Supported Providers & Configuration

Arch provides first-class support for multiple LLM providers through native integrations and OpenAI-compatible interfaces. This comprehensive guide covers all supported providers, their available chat models, and detailed configuration instructions.

Note

Model Support: Arch supports all chat models from each provider, not just the examples shown in this guide. The configurations below demonstrate common models for reference, but you can use any chat model available from your chosen provider.

Configuration Structure

All providers are configured in the llm_providers section of your arch_config.yaml file:

version: v0.1

listeners:
  egress_traffic:
    address: 0.0.0.0
    port: 12000
    message_format: openai
    timeout: 30s

llm_providers:
  # Provider configurations go here
  - model: provider/model-name
    access_key: $API_KEY
    # Additional provider-specific options

Common Configuration Fields:

model: Provider prefix and model name (format: provider/model-name)
access_key: API key for authentication (supports environment variables)
default: Mark a model as the default (optional, boolean)
name: Custom name for the provider instance (optional)
base_url: Custom endpoint URL (required for some providers, optional for others - see Base URL Configuration)

Provider Categories

First-Class Providers Native integrations with built-in support for provider-specific features and authentication.
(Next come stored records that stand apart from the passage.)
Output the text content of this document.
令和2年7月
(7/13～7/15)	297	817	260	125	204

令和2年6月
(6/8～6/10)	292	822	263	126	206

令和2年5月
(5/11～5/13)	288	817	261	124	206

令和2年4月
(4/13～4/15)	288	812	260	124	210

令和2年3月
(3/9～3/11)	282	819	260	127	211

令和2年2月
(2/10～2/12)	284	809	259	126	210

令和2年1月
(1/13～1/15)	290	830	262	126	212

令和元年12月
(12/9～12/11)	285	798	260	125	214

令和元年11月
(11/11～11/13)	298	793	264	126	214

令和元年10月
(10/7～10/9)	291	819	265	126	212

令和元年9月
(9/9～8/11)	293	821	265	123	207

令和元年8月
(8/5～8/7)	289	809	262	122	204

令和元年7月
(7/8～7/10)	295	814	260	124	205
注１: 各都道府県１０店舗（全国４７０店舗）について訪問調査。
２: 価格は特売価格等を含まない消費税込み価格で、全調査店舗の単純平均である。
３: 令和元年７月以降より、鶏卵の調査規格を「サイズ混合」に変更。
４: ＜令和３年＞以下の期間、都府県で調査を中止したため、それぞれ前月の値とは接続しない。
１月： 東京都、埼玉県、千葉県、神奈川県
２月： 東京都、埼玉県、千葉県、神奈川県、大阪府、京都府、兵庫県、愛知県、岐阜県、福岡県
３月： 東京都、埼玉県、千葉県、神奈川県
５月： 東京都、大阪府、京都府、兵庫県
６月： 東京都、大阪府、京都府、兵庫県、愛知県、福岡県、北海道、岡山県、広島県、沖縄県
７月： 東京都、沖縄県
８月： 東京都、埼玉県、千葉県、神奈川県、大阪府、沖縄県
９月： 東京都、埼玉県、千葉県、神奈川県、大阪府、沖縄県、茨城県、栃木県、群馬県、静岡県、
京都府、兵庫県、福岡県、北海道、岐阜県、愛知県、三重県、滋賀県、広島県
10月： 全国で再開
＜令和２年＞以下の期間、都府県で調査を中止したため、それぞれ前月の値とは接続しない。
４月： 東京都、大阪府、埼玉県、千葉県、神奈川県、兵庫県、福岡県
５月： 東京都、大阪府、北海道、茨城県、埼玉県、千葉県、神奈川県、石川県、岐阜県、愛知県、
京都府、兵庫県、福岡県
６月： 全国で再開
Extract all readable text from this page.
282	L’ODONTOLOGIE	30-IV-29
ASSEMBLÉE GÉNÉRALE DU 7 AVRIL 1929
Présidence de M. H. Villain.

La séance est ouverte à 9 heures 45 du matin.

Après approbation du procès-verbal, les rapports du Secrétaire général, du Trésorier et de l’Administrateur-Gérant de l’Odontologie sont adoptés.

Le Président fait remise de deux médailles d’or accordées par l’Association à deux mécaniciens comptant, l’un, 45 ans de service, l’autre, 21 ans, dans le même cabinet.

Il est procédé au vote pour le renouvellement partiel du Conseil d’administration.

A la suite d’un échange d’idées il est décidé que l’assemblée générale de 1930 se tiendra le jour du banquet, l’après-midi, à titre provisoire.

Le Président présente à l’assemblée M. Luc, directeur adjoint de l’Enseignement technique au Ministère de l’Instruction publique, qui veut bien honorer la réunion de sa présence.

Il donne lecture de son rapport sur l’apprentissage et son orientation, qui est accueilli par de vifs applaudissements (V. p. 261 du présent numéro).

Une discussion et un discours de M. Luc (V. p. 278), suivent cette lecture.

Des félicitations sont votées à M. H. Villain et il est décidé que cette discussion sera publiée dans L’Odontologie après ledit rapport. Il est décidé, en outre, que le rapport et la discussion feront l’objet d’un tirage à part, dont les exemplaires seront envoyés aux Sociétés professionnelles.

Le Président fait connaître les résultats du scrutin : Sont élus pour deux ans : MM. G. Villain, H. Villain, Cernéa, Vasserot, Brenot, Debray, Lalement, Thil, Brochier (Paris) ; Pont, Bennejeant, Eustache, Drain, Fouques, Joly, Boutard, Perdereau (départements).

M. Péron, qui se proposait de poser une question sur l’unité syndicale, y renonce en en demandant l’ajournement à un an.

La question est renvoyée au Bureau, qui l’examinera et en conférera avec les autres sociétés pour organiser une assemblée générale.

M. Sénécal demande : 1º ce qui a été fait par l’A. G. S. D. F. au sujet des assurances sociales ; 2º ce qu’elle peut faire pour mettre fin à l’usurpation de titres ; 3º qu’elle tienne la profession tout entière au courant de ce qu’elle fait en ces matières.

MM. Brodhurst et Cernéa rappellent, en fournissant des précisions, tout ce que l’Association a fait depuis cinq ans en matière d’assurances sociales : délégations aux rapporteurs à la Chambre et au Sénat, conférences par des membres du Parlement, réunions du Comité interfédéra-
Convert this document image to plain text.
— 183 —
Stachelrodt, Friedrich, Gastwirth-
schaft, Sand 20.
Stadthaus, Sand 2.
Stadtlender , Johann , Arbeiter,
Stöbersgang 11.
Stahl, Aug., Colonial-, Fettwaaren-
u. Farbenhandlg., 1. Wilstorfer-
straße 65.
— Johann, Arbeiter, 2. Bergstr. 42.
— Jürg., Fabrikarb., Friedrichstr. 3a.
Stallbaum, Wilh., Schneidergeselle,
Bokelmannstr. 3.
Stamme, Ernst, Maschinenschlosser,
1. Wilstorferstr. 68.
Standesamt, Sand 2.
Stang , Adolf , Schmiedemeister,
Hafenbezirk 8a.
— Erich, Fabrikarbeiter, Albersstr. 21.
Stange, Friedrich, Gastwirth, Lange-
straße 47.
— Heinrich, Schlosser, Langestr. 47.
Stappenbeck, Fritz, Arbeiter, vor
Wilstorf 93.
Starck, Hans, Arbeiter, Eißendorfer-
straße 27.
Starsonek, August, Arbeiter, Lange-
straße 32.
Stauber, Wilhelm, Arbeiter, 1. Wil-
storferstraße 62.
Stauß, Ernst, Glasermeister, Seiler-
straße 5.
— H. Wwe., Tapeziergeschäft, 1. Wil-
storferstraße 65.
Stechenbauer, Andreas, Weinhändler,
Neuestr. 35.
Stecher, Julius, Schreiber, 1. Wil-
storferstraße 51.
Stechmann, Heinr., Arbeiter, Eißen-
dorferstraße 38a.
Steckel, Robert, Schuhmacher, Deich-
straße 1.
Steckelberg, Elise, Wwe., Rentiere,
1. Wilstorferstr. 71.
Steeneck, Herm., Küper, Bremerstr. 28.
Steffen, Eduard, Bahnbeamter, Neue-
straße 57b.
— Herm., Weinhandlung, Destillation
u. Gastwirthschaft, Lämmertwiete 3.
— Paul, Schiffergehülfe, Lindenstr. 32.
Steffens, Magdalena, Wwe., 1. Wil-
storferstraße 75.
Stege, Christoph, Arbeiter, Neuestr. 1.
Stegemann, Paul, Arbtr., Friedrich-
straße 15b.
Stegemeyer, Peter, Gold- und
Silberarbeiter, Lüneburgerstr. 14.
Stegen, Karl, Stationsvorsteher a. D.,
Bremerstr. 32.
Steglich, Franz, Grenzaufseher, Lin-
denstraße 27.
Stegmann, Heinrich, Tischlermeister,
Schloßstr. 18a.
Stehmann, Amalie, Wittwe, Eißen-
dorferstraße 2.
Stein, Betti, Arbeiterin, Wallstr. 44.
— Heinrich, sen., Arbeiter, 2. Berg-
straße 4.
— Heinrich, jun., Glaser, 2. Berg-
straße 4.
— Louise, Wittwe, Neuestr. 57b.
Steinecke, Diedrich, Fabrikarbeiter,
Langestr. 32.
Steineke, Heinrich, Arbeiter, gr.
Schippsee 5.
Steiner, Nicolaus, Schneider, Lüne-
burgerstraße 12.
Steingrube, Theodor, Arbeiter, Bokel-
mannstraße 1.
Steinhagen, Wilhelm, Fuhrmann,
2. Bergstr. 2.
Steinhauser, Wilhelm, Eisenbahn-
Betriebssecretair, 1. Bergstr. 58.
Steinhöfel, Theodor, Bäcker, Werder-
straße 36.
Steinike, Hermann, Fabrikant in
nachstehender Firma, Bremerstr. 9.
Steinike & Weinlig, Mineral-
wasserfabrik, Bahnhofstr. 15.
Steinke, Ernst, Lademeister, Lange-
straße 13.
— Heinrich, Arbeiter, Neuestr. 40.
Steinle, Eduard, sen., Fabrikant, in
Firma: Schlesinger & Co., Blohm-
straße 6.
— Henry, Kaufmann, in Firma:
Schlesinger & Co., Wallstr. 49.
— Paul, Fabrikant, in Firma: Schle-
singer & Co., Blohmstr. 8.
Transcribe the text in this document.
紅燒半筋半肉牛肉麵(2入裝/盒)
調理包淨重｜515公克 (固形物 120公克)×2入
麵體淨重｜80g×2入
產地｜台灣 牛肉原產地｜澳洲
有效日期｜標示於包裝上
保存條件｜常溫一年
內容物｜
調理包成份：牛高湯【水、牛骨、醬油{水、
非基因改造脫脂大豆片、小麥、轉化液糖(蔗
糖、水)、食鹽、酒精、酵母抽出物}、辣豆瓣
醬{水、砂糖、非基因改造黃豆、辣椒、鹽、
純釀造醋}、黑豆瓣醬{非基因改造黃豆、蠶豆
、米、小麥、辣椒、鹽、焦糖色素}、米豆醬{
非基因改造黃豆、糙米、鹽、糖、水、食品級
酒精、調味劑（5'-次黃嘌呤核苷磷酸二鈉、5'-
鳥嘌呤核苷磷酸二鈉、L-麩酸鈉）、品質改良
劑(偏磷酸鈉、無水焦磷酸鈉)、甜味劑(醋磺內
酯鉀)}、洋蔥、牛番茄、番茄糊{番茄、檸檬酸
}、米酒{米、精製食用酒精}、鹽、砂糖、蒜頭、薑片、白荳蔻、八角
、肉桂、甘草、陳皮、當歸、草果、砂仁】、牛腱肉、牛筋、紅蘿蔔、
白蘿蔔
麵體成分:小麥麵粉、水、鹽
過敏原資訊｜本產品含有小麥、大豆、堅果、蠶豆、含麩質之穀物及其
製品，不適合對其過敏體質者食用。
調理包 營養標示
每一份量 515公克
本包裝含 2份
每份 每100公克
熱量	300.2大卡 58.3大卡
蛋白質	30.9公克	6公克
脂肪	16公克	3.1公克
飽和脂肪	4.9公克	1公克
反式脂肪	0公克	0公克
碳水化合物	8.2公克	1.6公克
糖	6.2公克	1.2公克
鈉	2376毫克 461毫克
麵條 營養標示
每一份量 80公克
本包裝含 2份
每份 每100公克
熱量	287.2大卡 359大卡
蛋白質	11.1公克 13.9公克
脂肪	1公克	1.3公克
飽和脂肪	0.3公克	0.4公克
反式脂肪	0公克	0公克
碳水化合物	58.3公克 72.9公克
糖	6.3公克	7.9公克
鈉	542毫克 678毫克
OpenAI-Compatible Providers Any provider that implements the OpenAI API interface can be configured using custom endpoints.

Supported API Endpoints

Arch supports the following standardized endpoints across providers:

Endpoint	Purpose	Supported Clients
`/v1/chat/completions`	OpenAI-style chat completions	OpenAI SDK, cURL, custom clients
`/v1/messages`	Anthropic-style messages	Anthropic SDK, cURL, custom clients

First-Class Providers

OpenAI

Provider Prefix: openai/

API Endpoint: /v1/chat/completions

Authentication: API Key - Get your OpenAI API key from OpenAI Platform.

Supported Chat Models: All OpenAI chat models including GPT-5, GPT-4o, GPT-4, GPT-3.5-turbo, and all future releases.

Model Name	Model ID for Config	Description
GPT-5	`openai/gpt-5`	Next-generation model (use any model name from OpenAI’s API)
GPT-4o	`openai/gpt-4o`	Latest multimodal model
GPT-4o mini	`openai/gpt-4o-mini`	Fast, cost-effective model
GPT-4	`openai/gpt-4`	High-capability reasoning model
GPT-3.5 Turbo	`openai/gpt-3.5-turbo`	Balanced performance and cost
o3-mini	`openai/o3-mini`	Reasoning-focused model (preview)
o3	`openai/o3`	Advanced reasoning model (preview)

Configuration Examples:

llm_providers:
  # Latest models (examples - use any OpenAI chat model)
  - model: openai/gpt-4o-mini
    access_key: $OPENAI_API_KEY
    default: true

  - model: openai/gpt-4o
    access_key: $OPENAI_API_KEY

  # Use any model name from OpenAI's API
  - model: openai/gpt-5
    access_key: $OPENAI_API_KEY

Anthropic

Provider Prefix: anthropic/

API Endpoint: /v1/messages

Authentication: API Key - Get your Anthropic API key from Anthropic Console.

Supported Chat Models: All Anthropic Claude models including Claude Sonnet 4, Claude 3.5 Sonnet, Claude 3.5 Haiku, Claude 3 Opus, and all future releases.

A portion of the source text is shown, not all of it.